His occasional jaunts to the restaurant in the 1980s would most probably have seen him running into Chong Yoke Kek, who was then a cashier there.
Chong, who left after a few years, came back to run the place in 2005.
Abdul Talib Yacob, 73, also remembers the good old days when he regularly visited the Coliseum.
He cannot forget the restaurant’s practice of allowing some die-hard patrons to settle their bill at the end of the year.
"My annual bonus would go towards my Coliseum bill," said Talib, who is known among friends as "Bill".
When the time came for him to pay his dues, the manager at that time, Wong Chin Wan, would tap him on his shoulder and whisper a gentle reminder.
Such were the days when restaurateurs were more than businessmen and customers more than patrons.
Many remember the easy camaraderie between those who ran Coliseum and those who relished its food and delighted in its drinks.
Chong, one of the restaurant’s seven partners, is cautiously optimistic about the future for the venerable old eatery which is just 14 years away from its centenary.
Coliseum was opened by a group of Hainanese business partners, known as Loi, Lim and Wong, who came from Hainan island in south China.
During the British rule, many Hainanese learnt how to make coffee, bread and cook Western dishes from the British families they worked and lived with.
The hotel offers rooms at RM45 per night with two beds, a rocking chair, a flask for hot water, a sink, a cupboard, an area for footwear and wet clothes and a table with two chairs.
Coliseum captain who knows his stuff
AT 86, Ho Seng Fong (picture) is as sharp as ever.
The restaurant captain, born when Coliseum Cafe & Hotel opened for business, does not ask regulars their orders.
Neither do they bother to remind him about what they fancy from the bar or restaurant.
Ho works from memory, easily remembering their orders and favourite tables.
He has been doing so for 40 years since beginning work at the restaurant.

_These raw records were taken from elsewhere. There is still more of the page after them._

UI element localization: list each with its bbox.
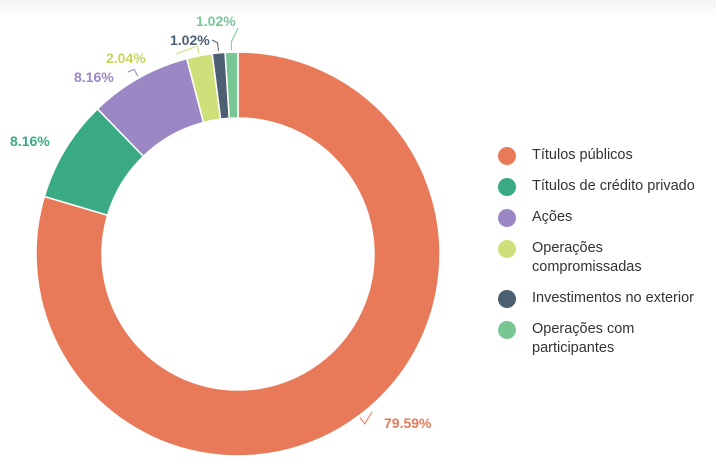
legend-label: Títulos de crédito privado bbox=[532, 178, 695, 194]
data-label-operacoes-compromissadas: 2.04% bbox=[106, 50, 146, 66]
legend: Títulos públicos Títulos de crédito priv… bbox=[498, 146, 716, 370]
legend-item-investimentos-exterior[interactable]: Investimentos no exterior bbox=[498, 289, 716, 308]
legend-item-acoes[interactable]: Ações bbox=[498, 208, 716, 227]
legend-item-operacoes-compromissadas[interactable]: Operações compromissadas bbox=[498, 239, 716, 277]
legend-item-titulos-publicos[interactable]: Títulos públicos bbox=[498, 146, 716, 165]
leader-line-acoes bbox=[127, 68, 139, 77]
legend-label: Investimentos no exterior bbox=[532, 290, 694, 306]
slice-titulos-publicos[interactable] bbox=[35, 51, 441, 457]
data-label-investimentos-exterior: 1.02% bbox=[170, 32, 210, 48]
legend-item-titulos-credito-privado[interactable]: Títulos de crédito privado bbox=[498, 177, 716, 196]
legend-swatch bbox=[498, 321, 516, 339]
leader-line-titulos-publicos bbox=[359, 411, 373, 425]
legend-swatch bbox=[498, 240, 516, 258]
legend-swatch bbox=[498, 178, 516, 196]
legend-label: Títulos públicos bbox=[532, 147, 633, 163]
legend-swatch bbox=[498, 209, 516, 227]
top-gradient-bar bbox=[0, 0, 716, 18]
legend-label: Operações com participantes bbox=[532, 321, 635, 356]
data-label-operacoes-participantes: 1.02% bbox=[196, 13, 236, 29]
legend-swatch bbox=[498, 147, 516, 165]
slice-operacoes-participantes[interactable] bbox=[224, 51, 239, 120]
data-label-titulos-credito-privado: 8.16% bbox=[10, 133, 50, 149]
leader-line-operacoes-compromissadas bbox=[175, 45, 200, 55]
legend-swatch bbox=[498, 290, 516, 308]
leader-line-operacoes-participantes bbox=[230, 27, 239, 51]
leader-line-investimentos-exterior bbox=[211, 39, 219, 51]
legend-label: Operações compromissadas bbox=[532, 240, 642, 275]
data-label-titulos-publicos: 79.59% bbox=[384, 415, 432, 431]
data-label-acoes: 8.16% bbox=[74, 69, 114, 85]
legend-label: Ações bbox=[532, 209, 573, 225]
legend-item-operacoes-participantes[interactable]: Operações com participantes bbox=[498, 320, 716, 358]
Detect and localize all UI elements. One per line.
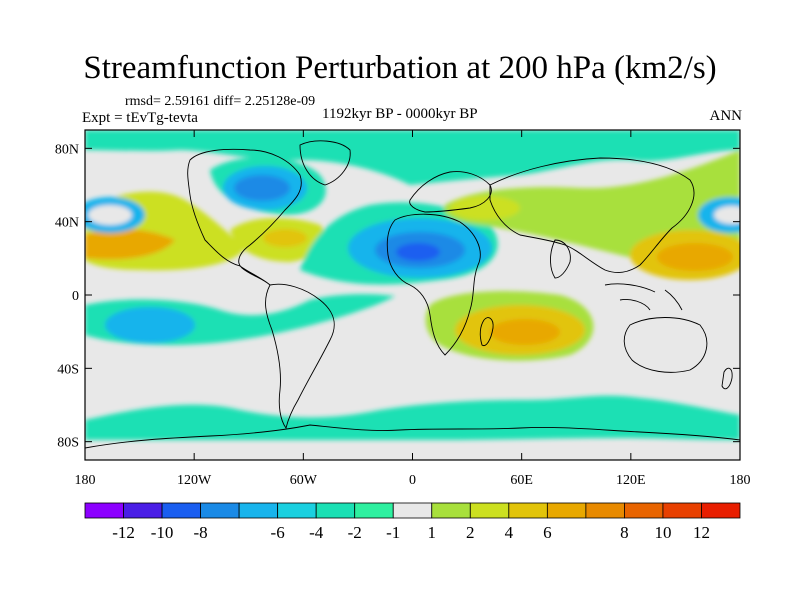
lon-tick-label: 60E xyxy=(510,473,533,488)
latitude-ticks: 80N 40N 0 40S 80S xyxy=(55,142,740,451)
lon-tick-label: 120W xyxy=(177,473,212,488)
india-coast xyxy=(550,239,571,279)
south-america-coast xyxy=(265,283,335,430)
colorbar-swatch xyxy=(200,502,240,519)
colorbar-swatch xyxy=(662,502,702,519)
colorbar-label: -2 xyxy=(348,523,362,542)
season-label: ANN xyxy=(709,108,743,124)
north-pacific-core xyxy=(85,228,175,260)
north-america-core xyxy=(234,175,290,201)
contour-field xyxy=(85,130,740,460)
coastlines xyxy=(85,140,740,449)
colorbar-label: -12 xyxy=(112,523,135,542)
colorbar-swatch xyxy=(84,502,124,519)
colorbar-swatch xyxy=(585,502,625,519)
greenland-coast xyxy=(299,140,351,186)
ne-pacific-zero xyxy=(714,206,740,224)
arctic-band xyxy=(85,130,740,185)
colorbar-label: 6 xyxy=(543,523,552,542)
australia-coast xyxy=(623,317,708,373)
colorbar-swatch xyxy=(315,502,356,519)
south-pacific-negative xyxy=(105,307,195,343)
gulf-core xyxy=(263,229,307,247)
period-label: 1192kyr BP - 0000kyr BP xyxy=(322,106,478,122)
southern-ocean-band xyxy=(85,395,740,440)
new-zealand-coast xyxy=(721,367,733,390)
north-america-coast xyxy=(187,148,302,286)
lat-tick-label: 0 xyxy=(72,289,79,304)
plot-title: Streamfunction Perturbation at 200 hPa (… xyxy=(83,50,717,86)
colorbar: -12 -10 -8 -6 -4 -2 -1 1 2 4 6 8 10 12 xyxy=(84,502,741,542)
europe-coast xyxy=(409,171,492,213)
atlantic-core xyxy=(396,243,440,261)
lon-tick-label: 180 xyxy=(730,473,751,488)
colorbar-swatch xyxy=(431,502,471,519)
colorbar-swatch xyxy=(354,502,394,519)
west-pacific-core xyxy=(657,243,733,271)
rmsd-diff-stats: rmsd= 2.59161 diff= 2.25128e-09 xyxy=(125,94,316,109)
lat-tick-label: 40N xyxy=(55,216,79,231)
lon-tick-label: 0 xyxy=(409,473,416,488)
colorbar-label: 2 xyxy=(466,523,475,542)
colorbar-swatch xyxy=(238,502,279,519)
africa-coast xyxy=(386,213,481,356)
lat-tick-label: 80S xyxy=(57,436,79,451)
colorbar-label: 8 xyxy=(620,523,629,542)
colorbar-label: -8 xyxy=(194,523,208,542)
madagascar-coast xyxy=(479,317,494,347)
colorbar-swatch xyxy=(701,502,741,519)
colorbar-swatch xyxy=(508,502,548,519)
lat-tick-label: 80N xyxy=(55,142,79,157)
colorbar-swatch xyxy=(624,502,664,519)
experiment-label: Expt = tEvTg-tevta xyxy=(82,110,198,126)
colorbar-swatch xyxy=(469,502,510,519)
colorbar-swatch xyxy=(392,502,433,519)
lon-tick-label: 120E xyxy=(616,473,646,488)
colorbar-swatch xyxy=(161,502,201,519)
colorbar-label: -1 xyxy=(386,523,400,542)
colorbar-label: 4 xyxy=(505,523,514,542)
colorbar-swatch xyxy=(546,502,587,519)
colorbar-label: 10 xyxy=(654,523,671,542)
colorbar-label: -4 xyxy=(309,523,324,542)
longitude-ticks: 180 120W 60W 0 60E 120E 180 xyxy=(75,130,751,488)
colorbar-label: 12 xyxy=(693,523,710,542)
antarctica-coast xyxy=(85,424,740,449)
nw-pacific-zero xyxy=(88,205,132,225)
colorbar-label: 1 xyxy=(428,523,437,542)
lat-tick-label: 40S xyxy=(57,362,79,377)
lon-tick-label: 180 xyxy=(75,473,96,488)
asia-coast xyxy=(489,157,695,273)
maritime-continent-coast xyxy=(604,283,683,311)
europe-core xyxy=(450,196,520,220)
lon-tick-label: 60W xyxy=(290,473,318,488)
colorbar-label: -6 xyxy=(271,523,285,542)
colorbar-label: -10 xyxy=(151,523,174,542)
colorbar-swatch xyxy=(123,502,163,519)
colorbar-swatch xyxy=(277,502,317,519)
south-indian-core xyxy=(490,319,560,345)
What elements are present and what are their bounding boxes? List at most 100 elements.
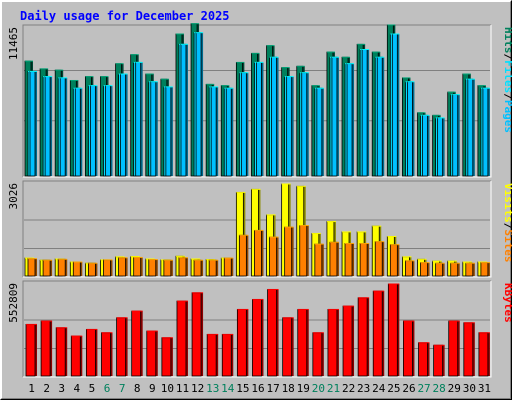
chart-title: Daily usage for December 2025: [20, 9, 230, 23]
day-label: 6: [104, 382, 111, 395]
bar-pages: [195, 32, 204, 177]
bar-sites: [329, 241, 339, 277]
legend: KBytes: [502, 283, 512, 323]
bar-kbytes: [448, 320, 460, 377]
bar-pages: [452, 94, 460, 177]
bar-kbytes: [403, 320, 415, 377]
bar-pages: [376, 56, 385, 177]
legend: Hits/Files/Pages: [502, 27, 512, 133]
bar-kbytes: [387, 283, 400, 377]
bar-sites: [344, 242, 355, 277]
day-label: 7: [119, 382, 126, 395]
bar-sites: [238, 234, 249, 277]
bar-sites: [405, 260, 415, 277]
bar-sites: [148, 259, 158, 277]
bars: [24, 183, 490, 277]
bar-sites: [118, 257, 128, 277]
day-label: 23: [357, 382, 370, 395]
visits-sites-panel: 3026 Visits/Sites: [7, 180, 512, 278]
bar-sites: [359, 242, 370, 277]
bar-kbytes: [116, 317, 128, 377]
bar-pages: [165, 86, 173, 177]
y-axis-max-label: 11465: [7, 27, 20, 60]
bar-pages: [74, 87, 83, 177]
legend-entry: Pages: [502, 100, 512, 133]
day-label: 26: [402, 382, 415, 395]
bars: [25, 283, 490, 377]
day-label: 1: [28, 382, 35, 395]
bar-kbytes: [70, 335, 83, 377]
bar-sites: [27, 258, 37, 277]
bar-pages: [105, 85, 113, 177]
kbytes-panel: 552809 KBytes: [7, 280, 512, 378]
bar-kbytes: [297, 308, 309, 377]
day-label: 21: [327, 382, 340, 395]
hits-files-pages-panel: 11465 Hits/Files/Pages: [7, 23, 512, 178]
day-label: 20: [312, 382, 325, 395]
bar-sites: [269, 236, 279, 277]
bar-kbytes: [342, 305, 355, 377]
legend-entry: KBytes: [502, 283, 512, 323]
bar-pages: [346, 63, 355, 177]
bar-pages: [210, 86, 219, 177]
bar-kbytes: [206, 333, 219, 377]
day-label: 4: [74, 382, 81, 395]
bar-pages: [135, 61, 143, 177]
bar-sites: [389, 244, 400, 277]
bar-sites: [87, 262, 98, 277]
bar-kbytes: [161, 337, 173, 377]
bar-pages: [361, 48, 370, 177]
day-label: 14: [221, 382, 235, 395]
bar-sites: [103, 259, 113, 277]
bar-kbytes: [191, 292, 204, 377]
bar-sites: [72, 261, 83, 277]
bar-pages: [331, 56, 339, 177]
bar-pages: [301, 72, 309, 177]
day-label: 11: [176, 382, 189, 395]
bar-pages: [256, 61, 264, 177]
day-label: 15: [236, 382, 249, 395]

His favourites include Prime Minister Datuk Seri Abdullah Ahmad Badawi, Works Minister Datuk Seri S. Samy Vellu and former prime minister Tun Dr Mahathir Mohamad.
He said Abdullah used to come to Coliseum before he became prime minister, his favourite dish being the sizzling sirloin steak.
Ho’s first pay packet in 1967 was RM180 a month, a princely sum at that time.
Mohan Narayanan, 49, and his brother Narasaya, 56, have been working at Coliseum since the age of 16 and 21 respectively.
Their late father, R. Narayanan, and grandfather, Ramasamy, also worked in the kitchen where they kept the fire going besides doing odd-jobs.
Mohan recalls his first few weeks at Coliseum as tough. "I was given two weeks to learn Hainanese or leave."
Former manager Wong Chin Wan used to "shout" at him when he mispronounced words "but I knew that he was good at heart and only wanted me to speak the dialect well".
Mohan’s name was mispronounced in his early days at Coliseum which resulted in him being called Morgan.
He feels proud when his customers call him "Captain Morgan".
Today, the brothers, who speak fluent Hainanese, are restaurant captains.
"I feel proud working here as I get to meet ministers, doctors, lawyers, celebrities and tourists. It is nice to make contacts," said Mohan.
One day in 2000, filmmaker Yasmin Ahmad walked in and asked Mohan to appear in a Bumiputra-Commerce Bank advertisement she was producing. He obliged, playing the role of a customer.
Two years later, he was again called by an advertisement agency to appear in a DHL advertisement in which he played the role of a driver’s assistant.
Daughter: It was father's second home
MENTION Wong Chin Wan to his daughter, Josephine, and expect to be regaled by stories of his years with Coliseum Cafe & Hotel.
She said he came from Hainan island as a teenager to work for his uncle who was one of the original partners.
He ran the place for more than three decades with the help of Chong Yoke Kek’s husband, Loi Teik Pin.
"The place was his second home. He used to rarely leave the place," Josephine, 37, his youngest daughter, said.
She ran Coliseum between 1998 and 2004 after inheriting her father’s share.
This year is a special year for the restaurant with TV stations from Hong Kong and China dropping in to film documentaries in conjunction with Malaysia’s 50th Merdeka celebrations.